Punto de vista de Isabela:
Arrugó la frente de esa manera que antes me parecía encantadora, una señal de que su atención estaba en mí. Ahora solo parecía una actuación superficial de preocupación.
"Lo sé", dije, mi voz cuidadosamente neutral. "Quizás estaba mala la tanda".
"Deberíamos hacer ese viaje que te prometí", dijo, tratando de apaciguarme, de alisar esta pequeña arruga en su perfecto mar doméstico. "Una semana en Los Cabos. Solo nosotros dos. Lejos de todo esto". Hizo un gesto vago, abarcando sus negocios, su imperio, el peso aplastante de ser Javier Moreno.
"Suena bien", dije. Era una mentira, pero mi vida se estaba convirtiendo en un tapiz de ellas.
"Le diré a Sofía que lo organice todo", añadió, y la forma casual en que su nombre salió de sus labios fue otra pequeña y aguda punzada.
"Perfecto", dije. "Yo también tengo un regalo para ti. Por nuestro aniversario. Te lo daré cuando volvamos". La pequeña bolsa con el oro derretido se sentía pesada en mi memoria.
Él sonrió, satisfecho de que el problema estuviera resuelto. "No lo olvidaste, entonces".
"¿Olvidar qué?", pregunté, genuinamente confundida.
Su sonrisa vaciló. "Nuestro aniversario, Isa".
"Claro que no", dije, las palabras sintiéndose como ceniza en mi boca. Había estado tan consumida por la traición que la fecha real se había vuelto insignificante.
Se inclinó para besarme, pero giré la cabeza, ofreciéndole mi mejilla. Hizo una pausa, un destello de irritación en sus ojos, antes de presionar un beso seco allí. El olor de ella era más fuerte de cerca. Sentí que se me erizaba la piel.
Todo esto era ahora una obra de teatro. Yo era una actriz en las escenas finales de una tragedia, y solo yo sabía cómo caería el telón.
Entré al baño y lo vi en el lavabo, junto a su crema de afeitar. Un solo cabello largo y oscuro que no era mío. Era un fantasma, un remanente de su presencia en nuestra casa, en nuestra vida. Mi primer instinto fue tirarlo por el inodoro, borrarlo. Pero no lo hice.
Discutir con un fantasma no tenía sentido. Mi guerra no era con ella.
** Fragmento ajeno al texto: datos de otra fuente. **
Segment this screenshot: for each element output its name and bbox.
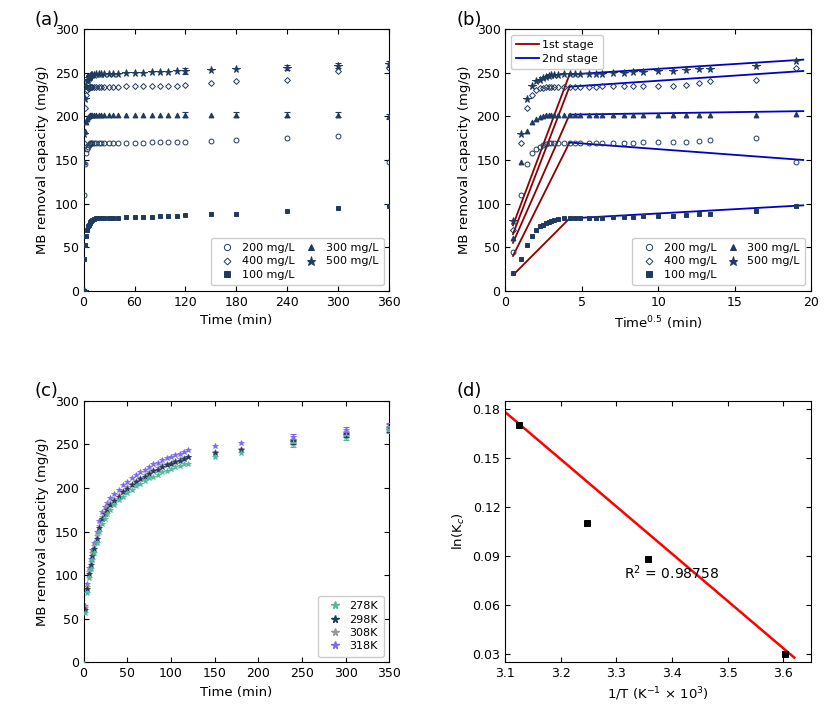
Text: (a): (a) [35,11,60,29]
Legend: 200 mg/L, 400 mg/L, 100 mg/L, 300 mg/L, 500 mg/L: 200 mg/L, 400 mg/L, 100 mg/L, 300 mg/L, … [633,237,805,285]
Y-axis label: MB removal capacity (mg/g): MB removal capacity (mg/g) [36,438,49,626]
Legend: 200 mg/L, 400 mg/L, 100 mg/L, 300 mg/L, 500 mg/L: 200 mg/L, 400 mg/L, 100 mg/L, 300 mg/L, … [211,237,384,285]
Y-axis label: MB removal capacity (mg/g): MB removal capacity (mg/g) [458,66,471,254]
X-axis label: Time$^{0.5}$ (min): Time$^{0.5}$ (min) [614,314,702,332]
Y-axis label: MB removal capacity (mg/g): MB removal capacity (mg/g) [36,66,49,254]
Text: (b): (b) [456,11,482,29]
Text: (d): (d) [456,382,482,400]
X-axis label: 1/T (K$^{-1}$ × 10$^3$): 1/T (K$^{-1}$ × 10$^3$) [607,686,709,703]
Y-axis label: ln(K$_c$): ln(K$_c$) [451,513,467,550]
Text: R$^2$ = 0.98758: R$^2$ = 0.98758 [624,563,720,582]
X-axis label: Time (min): Time (min) [201,314,273,328]
Text: (c): (c) [35,382,59,400]
Legend: 278K, 298K, 308K, 318K: 278K, 298K, 308K, 318K [319,596,384,657]
X-axis label: Time (min): Time (min) [201,686,273,699]
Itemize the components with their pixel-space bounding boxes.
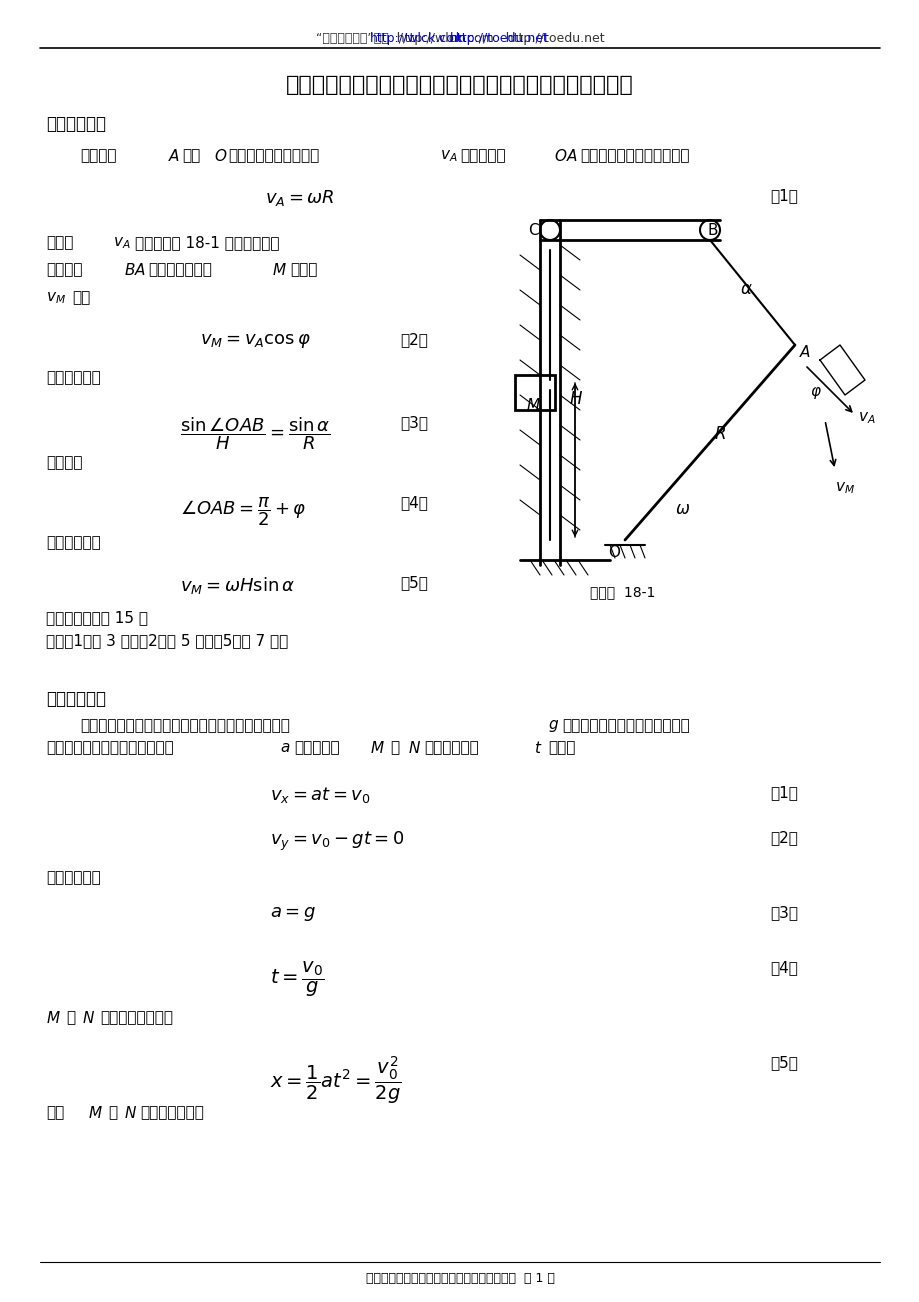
- Text: 作如图预解 18-1 所示的正交分: 作如图预解 18-1 所示的正交分: [135, 234, 279, 250]
- Text: “高中物理参考”收集  http://wlck.com   http://toedu.net: “高中物理参考”收集 http://wlck.com http://toedu.…: [315, 33, 604, 46]
- Text: O: O: [607, 546, 619, 560]
- Text: 的方向与杆: 的方向与杆: [460, 148, 505, 163]
- Text: （4）: （4）: [769, 960, 797, 975]
- Text: 解，沿绳: 解，沿绳: [46, 262, 83, 277]
- Text: （3）: （3）: [400, 415, 427, 430]
- Text: $O$: $O$: [214, 148, 227, 164]
- Text: 由以上两式得: 由以上两式得: [46, 870, 101, 885]
- Text: $M$: $M$: [46, 1010, 61, 1026]
- Text: ，则有: ，则有: [548, 740, 574, 755]
- Text: （5）: （5）: [400, 575, 427, 590]
- Text: 一、参考解答: 一、参考解答: [46, 115, 106, 133]
- Text: A: A: [800, 345, 810, 359]
- Text: 、: 、: [66, 1010, 75, 1025]
- Text: $\alpha$: $\alpha$: [739, 280, 752, 298]
- Text: $v_A = \omega R$: $v_A = \omega R$: [265, 187, 335, 208]
- Text: 由以上各式得: 由以上各式得: [46, 535, 101, 549]
- Text: （5）: （5）: [769, 1055, 797, 1070]
- Text: 两点间的水平距离: 两点间的水平距离: [100, 1010, 173, 1025]
- Text: $v_M$: $v_M$: [46, 290, 66, 306]
- Text: 由图看出: 由图看出: [46, 454, 83, 470]
- Text: B: B: [708, 223, 718, 238]
- Text: $M$: $M$: [272, 262, 287, 279]
- Text: 做匀加速直线运动，设加速度为: 做匀加速直线运动，设加速度为: [46, 740, 174, 755]
- Text: 点绕: 点绕: [182, 148, 200, 163]
- Text: 其中（1）式 3 分；（2）式 5 分；（5）式 7 分。: 其中（1）式 3 分；（2）式 5 分；（5）式 7 分。: [46, 633, 288, 648]
- Text: 杆的端点: 杆的端点: [80, 148, 117, 163]
- Text: $v_y = v_0 - gt = 0$: $v_y = v_0 - gt = 0$: [269, 829, 404, 853]
- Text: （3）: （3）: [769, 905, 797, 921]
- Text: M: M: [527, 398, 539, 413]
- Text: $t = \dfrac{v_0}{g}$: $t = \dfrac{v_0}{g}$: [269, 960, 324, 1000]
- Text: 第十八届全国中学生物理竞赛预赛题参考解答  第 1 页: 第十八届全国中学生物理竞赛预赛题参考解答 第 1 页: [365, 1272, 554, 1285]
- Text: 垂直，在所考察时其大小为: 垂直，在所考察时其大小为: [579, 148, 688, 163]
- Text: http://toedu.net: http://toedu.net: [449, 33, 549, 46]
- Text: （1）: （1）: [769, 187, 797, 203]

Era con él.
A la mañana siguiente, Javi se vistió para el trabajo, sus movimientos nítidos y eficientes. "Tengo una junta temprano al otro lado de la ciudad", dijo, ajustándose la corbata. "Un posible problema con uno de nuestros almacenes. Podría llegar tarde".
Era una mentira tan transparente. La familia Moreno no tenía "posibles problemas". Los creaban para otras personas.
"Cuídate", dije.
En el momento en que su coche salió del camino de entrada, fui a su estudio. Guardaba un segundo teléfono, uno desechable, en el fondo falso de su caja de puros. Pensaba que yo no lo sabía. Pensaba que yo era solo un bonito adorno. Me había subestimado groseramente.
Lo encendí. La pantalla se iluminó con una serie de mensajes.
Sofía: Anoche fue increíble.
Sofía: No puedo esperar a que la dejes.
Sofía: ¿Ya le dijiste lo del bebé?
Las palabras se volvieron borrosas. Un bebé. Mi estómago se retorció en un nudo tan apretado que pensé que iba a vomitar. Me incliné sobre su escritorio de caoba, mis manos apoyadas en la madera fría, y respiré hondo y entrecortadamente. El aire sabía amargo. Era el sabor de quince años de mi vida convirtiéndose en polvo.
Llegó a casa esa noche con aire satisfecho, como un hombre que había apagado con éxito un incendio. Mi incendio. El fuego que me consumía por dentro.
"¿Todo arreglado en el almacén?", pregunté, mi voz imposiblemente tranquila.
"Por supuesto", dijo, colgando su saco en una silla. "Nada que no pueda manejar".
Luché por mantener mi rostro como una máscara serena, pero mi cuerpo me traicionó. Un temblor comenzó en mis manos, un temblor violento e incontrolable. Me agarré a la encimera de la cocina, mis nudillos se pusieron blancos.
Él se dio cuenta. "¿Isa? ¿Estás bien? ¿Son los mariscos otra vez?". Puso su mano en mi brazo, su tacto una marca de hipocresía.
El temblor no paraba. No era tristeza. Era lo último de Isabela Moreno siendo violentamente expulsado de mi cuerpo.